3D scanning mobile apps
3D scanning technology has advanced to the point that everyone can now use their phone to turn a real-world object into a 3D model. Nowadays, specialized applications have been dedicated to turning a physical object into a 3D model in a matter of seconds. Here are a few of those apps.
- Heges: a 3D scanning iOS application for professionals using iPhones. Provides a lot of cool capabilities, such as Infinity scanning for big areas, ability to scan in dark spaces with 360° rotation.
- Qclone: a mobile 3D scanning app specifically for smartphones. 3D scan an object and quickly create a 3D model that can be exported into a variety of formats and delivered for 3D printing.
- And many others, such as Trnio, Scann3D, Sony3Dcreator, and so on.
3D scanning is a cutting-edge technology that is revolutionizing manufacturing and engineering operations around the world. This technology has enabled engineers to reverse engineer replacement parts and components, keeping machines running that would otherwise be rendered obsolete.

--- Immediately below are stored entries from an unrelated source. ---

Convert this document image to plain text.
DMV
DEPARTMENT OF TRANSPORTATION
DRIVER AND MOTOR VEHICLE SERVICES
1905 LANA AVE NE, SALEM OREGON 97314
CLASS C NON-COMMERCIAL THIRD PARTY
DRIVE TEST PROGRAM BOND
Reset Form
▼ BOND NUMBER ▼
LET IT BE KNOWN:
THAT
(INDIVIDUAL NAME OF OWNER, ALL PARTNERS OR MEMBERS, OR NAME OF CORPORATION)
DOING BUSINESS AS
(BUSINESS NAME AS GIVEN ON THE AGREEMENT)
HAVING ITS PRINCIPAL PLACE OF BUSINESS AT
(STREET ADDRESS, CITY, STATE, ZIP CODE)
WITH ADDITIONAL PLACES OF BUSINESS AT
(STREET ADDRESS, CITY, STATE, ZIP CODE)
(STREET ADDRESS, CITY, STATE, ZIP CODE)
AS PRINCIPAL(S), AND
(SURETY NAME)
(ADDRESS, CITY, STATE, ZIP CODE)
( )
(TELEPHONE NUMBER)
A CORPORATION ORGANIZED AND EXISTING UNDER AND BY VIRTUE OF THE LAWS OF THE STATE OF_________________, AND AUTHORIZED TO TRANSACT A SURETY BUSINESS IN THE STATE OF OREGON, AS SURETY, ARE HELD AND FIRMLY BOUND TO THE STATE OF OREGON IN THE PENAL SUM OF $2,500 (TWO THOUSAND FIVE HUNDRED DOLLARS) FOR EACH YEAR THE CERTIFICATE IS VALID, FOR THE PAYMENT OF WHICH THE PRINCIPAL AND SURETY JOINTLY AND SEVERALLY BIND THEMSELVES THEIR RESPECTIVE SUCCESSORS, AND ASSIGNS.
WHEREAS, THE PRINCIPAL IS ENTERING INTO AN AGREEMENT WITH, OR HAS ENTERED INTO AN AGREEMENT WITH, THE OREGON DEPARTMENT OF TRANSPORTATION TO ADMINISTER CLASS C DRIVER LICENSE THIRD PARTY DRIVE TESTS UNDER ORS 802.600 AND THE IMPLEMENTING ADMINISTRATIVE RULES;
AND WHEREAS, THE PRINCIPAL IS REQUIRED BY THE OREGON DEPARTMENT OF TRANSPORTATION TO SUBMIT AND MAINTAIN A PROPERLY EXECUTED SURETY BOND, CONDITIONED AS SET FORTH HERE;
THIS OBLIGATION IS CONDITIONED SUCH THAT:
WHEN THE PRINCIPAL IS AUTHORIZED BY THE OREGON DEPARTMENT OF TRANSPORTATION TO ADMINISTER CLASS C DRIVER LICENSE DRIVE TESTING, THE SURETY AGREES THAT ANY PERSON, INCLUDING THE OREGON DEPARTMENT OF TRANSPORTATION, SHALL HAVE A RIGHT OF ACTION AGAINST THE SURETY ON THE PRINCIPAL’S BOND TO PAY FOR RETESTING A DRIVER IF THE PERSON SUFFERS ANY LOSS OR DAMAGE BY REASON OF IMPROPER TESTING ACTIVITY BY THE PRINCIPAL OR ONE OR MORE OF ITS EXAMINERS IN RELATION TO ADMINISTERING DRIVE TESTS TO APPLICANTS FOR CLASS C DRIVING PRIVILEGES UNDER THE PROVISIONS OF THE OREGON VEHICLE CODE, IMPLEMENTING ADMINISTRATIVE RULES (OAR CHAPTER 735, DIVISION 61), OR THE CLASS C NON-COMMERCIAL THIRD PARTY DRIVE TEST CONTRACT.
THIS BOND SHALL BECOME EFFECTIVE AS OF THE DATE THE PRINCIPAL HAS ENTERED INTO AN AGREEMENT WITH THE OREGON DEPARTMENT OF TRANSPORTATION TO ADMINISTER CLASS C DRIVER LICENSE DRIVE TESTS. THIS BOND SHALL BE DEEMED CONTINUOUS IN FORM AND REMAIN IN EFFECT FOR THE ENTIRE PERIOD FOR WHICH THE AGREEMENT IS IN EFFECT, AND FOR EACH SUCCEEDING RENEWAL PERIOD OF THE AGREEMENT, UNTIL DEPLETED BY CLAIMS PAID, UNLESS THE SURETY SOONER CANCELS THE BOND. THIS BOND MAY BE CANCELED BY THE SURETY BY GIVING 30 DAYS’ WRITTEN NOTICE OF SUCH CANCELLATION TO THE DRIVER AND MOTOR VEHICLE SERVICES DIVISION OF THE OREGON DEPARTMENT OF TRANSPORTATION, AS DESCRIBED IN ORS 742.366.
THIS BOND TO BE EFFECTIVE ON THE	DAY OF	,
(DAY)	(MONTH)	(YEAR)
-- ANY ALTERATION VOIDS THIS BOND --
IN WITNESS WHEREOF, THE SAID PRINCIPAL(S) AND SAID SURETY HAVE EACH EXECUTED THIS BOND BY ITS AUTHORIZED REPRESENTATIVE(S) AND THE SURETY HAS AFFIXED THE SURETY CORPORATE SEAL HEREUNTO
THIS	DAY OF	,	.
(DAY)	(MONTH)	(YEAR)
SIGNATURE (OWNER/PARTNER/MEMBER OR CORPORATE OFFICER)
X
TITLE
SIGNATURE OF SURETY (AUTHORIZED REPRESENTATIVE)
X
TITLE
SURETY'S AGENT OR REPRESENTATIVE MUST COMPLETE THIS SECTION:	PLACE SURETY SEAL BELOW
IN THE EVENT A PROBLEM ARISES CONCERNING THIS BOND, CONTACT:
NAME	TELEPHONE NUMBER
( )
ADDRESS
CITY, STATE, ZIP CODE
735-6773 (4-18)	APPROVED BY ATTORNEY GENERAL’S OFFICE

3D Scanners used with appropriate software enable reverse engineers to reconstruct faulty hardware components. This scanning technique provides engineers with reliable, high-resolution 3D data to develop replacements for old components. The data creates accurate 3D designs that can be used for prototyping.
According to a survey recently carried out by MarketsandMarkets, the market for 3D scanning is expected to reach $1324 million by 2026. Given this figure, it’s clear that utilizing 3D scanning technology in engineering processes will help engineers develop and maintain a competitive edge.